The OHCHR’s conclusions were a long time coming. News reports of massive abuses in Xinjiang emerged around 2017. In September 2018, Bachelet, in her maiden speech to the Human Rights Council, referred to “deeply disturbing allegations of large-scale arbitrary detentions”, reiterating her predecessor’s request to visit China.


Evidence gathered by the UN’s independent experts was also mounting. In August 2018, UN committee co-rapporteur Gay McDougall referred to “credible reports” that China was treating Xinjiang’s Muslim minorities as “enemies of the state”. Chinese delegates denied the allegations. Months later, independent UN experts wrote to China’s UN delegates concerned over new “de-extremification” regulations that legalised detention centres for Muslim minorities.


As early as May 2019, Beijing invited Bachelet to visit China, including Xinjiang. No UN human rights chief had successfully negotiated a visit since 2005. But one human rights worker who engages with the OHCHR believes this and later invitations were in bad faith.


“The Chinese government would provide the invite, staff would respond then the government would say, ‘Are you sure you want to visit after all?’” the worker said, adding that this delayed the report.


The Chinese said Beijing had “engaged and co-operated with the OHCHR with the utmost sincerity”.


By the end of 2019, OHCHR working-level staff were stepping up research on Xinjiang, according to a human rights expert. In March 2021, Bachelet announced that an independent assessment relating to Xinjiang was needed.


In September 2021, she said the report was being finalised and in December her office announced it would be published within weeks. But in March this year, with work on the report “well advanced”, Bachelet finally reached agreement with Beijing for a visit.


“The visit was crucial for me that we engage with the government and work constructively to try to help effect real change on the ground,” said Bachelet. She finally visited China in May.


“There was general frustration within the OHCHR about the trip, dismay that it even happened and that it was undertaken without guarantees of unimpeded access or improved conditions,” said a person with knowledge of internal conversations.


After her return, Bachelet’s office continued to review the report and Beijing heightened its campaign to bury it. In a joint statement to the Human Rights Council, China and 68 other countries urged Bachelet not to interfere with “Xinjiang, Hong Kong and Tibet-related issues”. Bachelet later confirmed that China and other member states had also directly asked her to drop the report.

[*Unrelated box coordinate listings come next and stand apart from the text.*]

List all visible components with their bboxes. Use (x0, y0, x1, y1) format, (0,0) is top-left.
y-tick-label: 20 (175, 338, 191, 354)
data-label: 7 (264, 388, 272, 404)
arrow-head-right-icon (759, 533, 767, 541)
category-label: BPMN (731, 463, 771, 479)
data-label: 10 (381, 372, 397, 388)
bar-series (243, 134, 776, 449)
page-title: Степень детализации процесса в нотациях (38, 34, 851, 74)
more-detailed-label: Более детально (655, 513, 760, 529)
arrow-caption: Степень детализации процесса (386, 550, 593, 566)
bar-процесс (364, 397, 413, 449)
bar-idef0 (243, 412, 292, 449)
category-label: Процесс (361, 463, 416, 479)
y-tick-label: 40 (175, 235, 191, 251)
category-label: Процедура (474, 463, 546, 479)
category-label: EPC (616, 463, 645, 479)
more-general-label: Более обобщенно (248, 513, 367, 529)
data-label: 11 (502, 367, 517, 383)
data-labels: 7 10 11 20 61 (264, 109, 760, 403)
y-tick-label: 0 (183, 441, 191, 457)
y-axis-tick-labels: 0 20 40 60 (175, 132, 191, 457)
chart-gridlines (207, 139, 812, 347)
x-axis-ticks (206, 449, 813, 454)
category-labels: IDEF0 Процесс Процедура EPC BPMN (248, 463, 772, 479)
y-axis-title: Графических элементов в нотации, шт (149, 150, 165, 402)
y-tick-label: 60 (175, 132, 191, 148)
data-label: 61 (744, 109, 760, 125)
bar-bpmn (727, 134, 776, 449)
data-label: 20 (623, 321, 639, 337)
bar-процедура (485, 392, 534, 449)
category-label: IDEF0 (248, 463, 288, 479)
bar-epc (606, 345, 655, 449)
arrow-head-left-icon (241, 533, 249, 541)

In her final press conference six days before her term ended, Bachelet said she had “been under tremendous pressure to publish or not to publish”, but her office was “trying very hard” to release the report. European officials also stepped up a push for her to publish, people involved in the talks said. European nations saw the report as key leverage in efforts to respond to the human rights violations.


“In the UN, China’s influence is massive. They are so powerful there and more sophisticated than, say, the Russians, who are only really able to spoil things. They know how to work the system,” said a senior European diplomat.


The OHCHR mandate is conflicted. Some obligations, such as diplomacy, require working with member states. Others require the high commissioner to speak out on serious rights violations.


After the report was released, Bachelet said dialogue and engagement were about trying to build trust. “The politicisation of these serious human rights issues by some states did not help,” she said. “I appeal to the international community not to instrumentalise serious human rights issues for political ends.”


Marc Limon, executive director of the Universal Rights Group think-tank, said Bachelet had struggled to shift the OHCHR from the “campaigning and condemning” approach of her predecessor, Zeid Ra’ad Al Hussein, towards “engagement and diplomacy”.


China’s envoy to the UN said last Friday the report meant Beijing would not co-operate with the OHCHR. Incoming high commissioner Volker Türk inherits the rift and many in the Uyghur diaspora fear for the families still there.